Koalicja 17 stowarzyszeń, w skład której wchodzą m.in. Polski Klub Ekologiczny, Stowarzyszenie Forum Rewitalizacji, a także inicjatywy lokalne, np. Partnerstwo Ulic Zielonej Białołęki, złożyła wniosek do prezydenta Lecha Kaczyńskiego o skierowanie prawa do Trybunału Konstytucyjnego.

- Chcemy zmusić posłów do poprawy tego bubla - tłumaczyła dziennikowi "Metro" Jolanta Piecuch, prezes Stowarzyszenia Sąsiedzkie Włochy. - Gdybyśmy wnosili o zawetowanie, skończyłoby się to odrzuceniem weta.

Co jest najpoważniejszym grzechem nowego prawa budowlanego? - Ustawa odebrała sąsiadowi wpływ na to, co mu wybudują za płotem. Może o nie walczyć wyłącznie w sądzie - wyjaśniła Jolanta Piecuch. Jej zdaniem, nowe prawo służy wyłącznie deweloperom.

- Stare prawo hołduje pieniaczom i obłędowi biegania po sądach - odparł Mirosław Sekuła. I dodał: - Będzie wyrok Trybunału, będzie jasność.

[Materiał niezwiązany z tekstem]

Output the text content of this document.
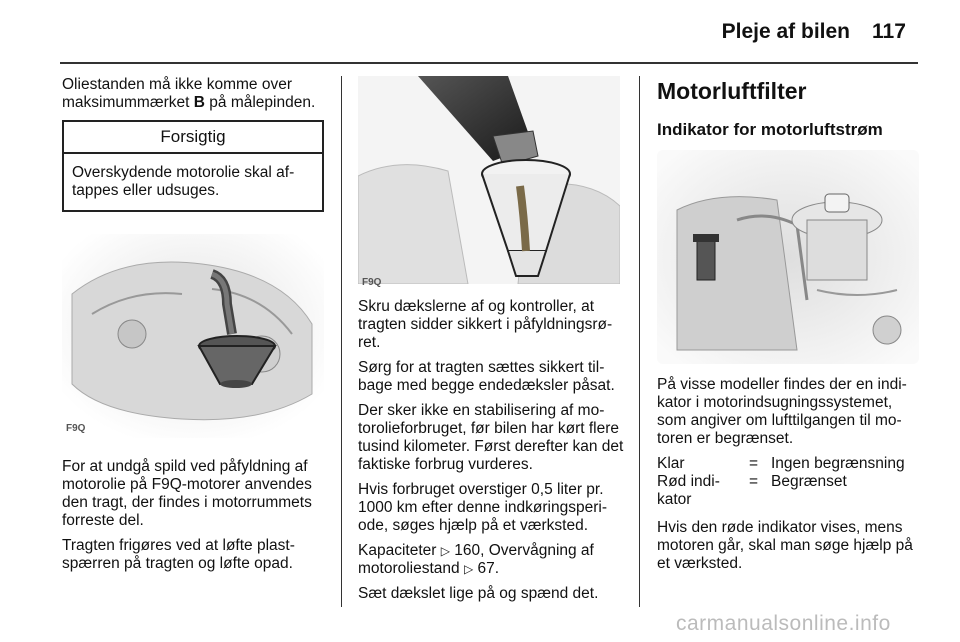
Pleje af bilen 117

Oliestanden må ikke komme over maksimummærket B på målepinden.

Forsigtig
Overskydende motorolie skal af-tappes eller udsuges.
F9Q

For at undgå spild ved påfyldning af motorolie på F9Q-motorer anvendes den tragt, der findes i motorrummets forreste del.

Tragten frigøres ved at løfte plast-spærren på tragten og løfte opad.

F9Q

Skru dækslerne af og kontroller, at tragten sidder sikkert i påfyldningsrø-ret.

Sørg for at tragten sættes sikkert til-bage med begge endedæksler påsat.

Der sker ikke en stabilisering af mo-torolieforbruget, før bilen har kørt flere tusind kilometer. Først derefter kan det faktiske forbrug vurderes.

Hvis forbruget overstiger 0,5 liter pr. 1000 km efter denne indkøringsperi-ode, søges hjælp på et værksted.

Kapaciteter ▷ 160, Overvågning af motoroliestand ▷ 67.

Sæt dækslet lige på og spænd det.

Motorluftfilter
Indikator for motorluftstrøm

På visse modeller findes der en indi-kator i motorindsugningssystemet, som angiver om lufttilgangen til mo-toren er begrænset.

Klar	=	Ingen begrænsning
Rød indi-kator	=	Begrænset

Hvis den røde indikator vises, mens motoren går, skal man søge hjælp på et værksted.

carmanualsonline.info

Tak ma być za rok. A wydaje się, że dojdzie dodatkowy problem. 12 maja z rządu wyszła kompleksowa (razem z ustawą o zagospodarowaniu przestrzennym) nowelizacja prawa budowlanego. Rządowy projekt zupełnie nie uwzględnia zapisów uchwalonej właśnie ustawy.

- Nie doczekaliśmy się na nowelę rządu, więc uchwaliliśmy swoje - wyjaśnił Mirosław Sekuła.

Sejm teraz będzie musiał dopasować nieprzystające do siebie przepisy.